Os radiotelescópios de baixa frequência diferem drasticamente em termos de conceção dos tipos clássicos de antenas parabólicas utilizadas em frequências de rádio mais elevadas. Foto: Michael Goh/ICRAR/Curtin
Mas a nova era dos radiotelescópios está a chocar com uma nova era de satélites. Há mais satélites em órbita do que nunca, incluindo redes maciças de satélites relacionados, chamadas constelações. Com mais de 8900 satélites em órbita terrestre baixa, a Starlink é a maior constelação.
Quando transitam por cima do SKA-Low, os satélites Starlink libertam emissões de rádio através de múltiplas bandas protegidas. Numa pré-impressão do seu estudo, a equipa do SKA-Low refere 112.534 intrusões de satélites Starlink nas suas imagens de rádio. O seu estudo de um mês mostrou que 30% de todos os satélites Starlink no céu na altura aparecem nos seus dados.
A maior parte destas emissões parece ser acidental. A interferência da UEMR da Starlink na radioastronomia não é inédita. Durante a fase inicial de lançamento, os radioastrónomos descobriram que o sistema de propulsão dos satélites emitia em frequências inesperadamente baixas, diminuindo a qualidade dos dados astronómicos numa banda já poluída. Mas todos os satélites tinham sido lançados na altura deste novo estudo.
Então, de onde vem toda esta poluição radioelétrica?
Sem respostas e sem regulamentação
Não são conhecidas as várias origens da UEMR que a equipa do SKA-Low observou, exceto uma caraterística em 99,7 MHz. Se isso soa a uma banda de rádio FM, não é coincidência. Os satélites Starlink transmitem programas de rádio FM para a Terra.
Para telescópios cuidadosamente localizados em zonas silenciosas em termos de rádio, isso não é o ideal.
Resolver este problema é particularmente crucial para o sucesso do SKA-Low, que procura olhar mais para trás no tempo do que qualquer outro telescópio numa banda de rádio semelhante. Os sinais do início do universo são muito ténues e os satélites Starlink não o são.
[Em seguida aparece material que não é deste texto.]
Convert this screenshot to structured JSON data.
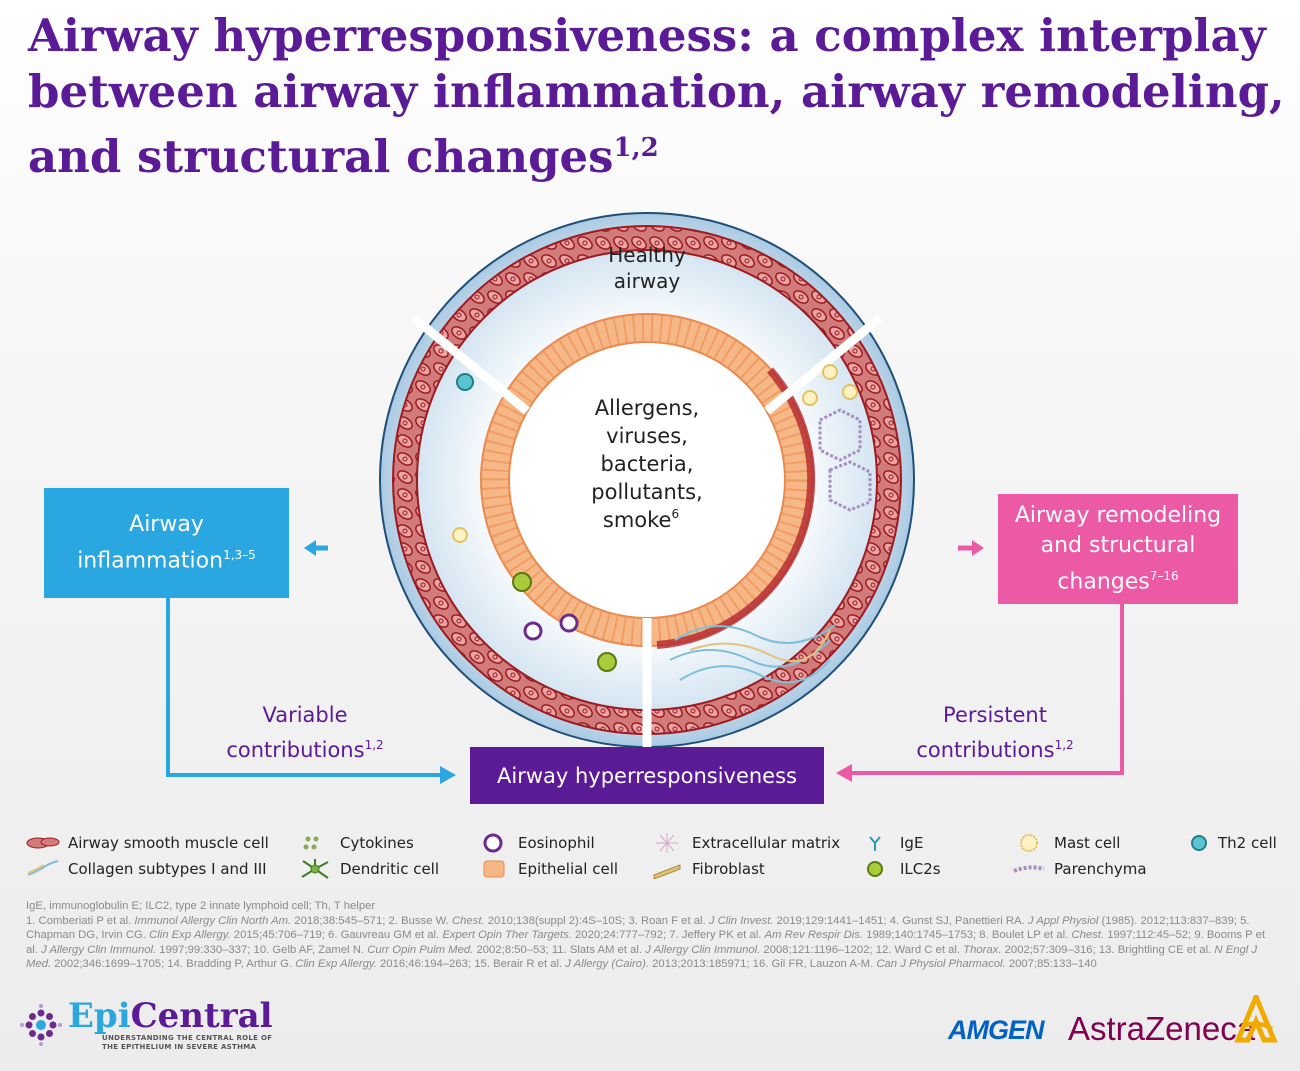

Infelizmente, os códigos que regem a utilização do espectro apenas proíbem as emissões de rádio pretendidas em bandas protegidas. Os especialistas deixam mesmo um exemplo "dramático":
Consideremos uma analogia hiperbólica: Imaginemos que o homicídio é ilegal, mas o homicídio involuntário não o é.
Estes especialistas em espectro e os reguladores estão atualmente a discutir a forma de resolver esta questão. Por enquanto, porém, enquanto a Starlink estiver cá, as emissões de rádio não intencionais também estarão.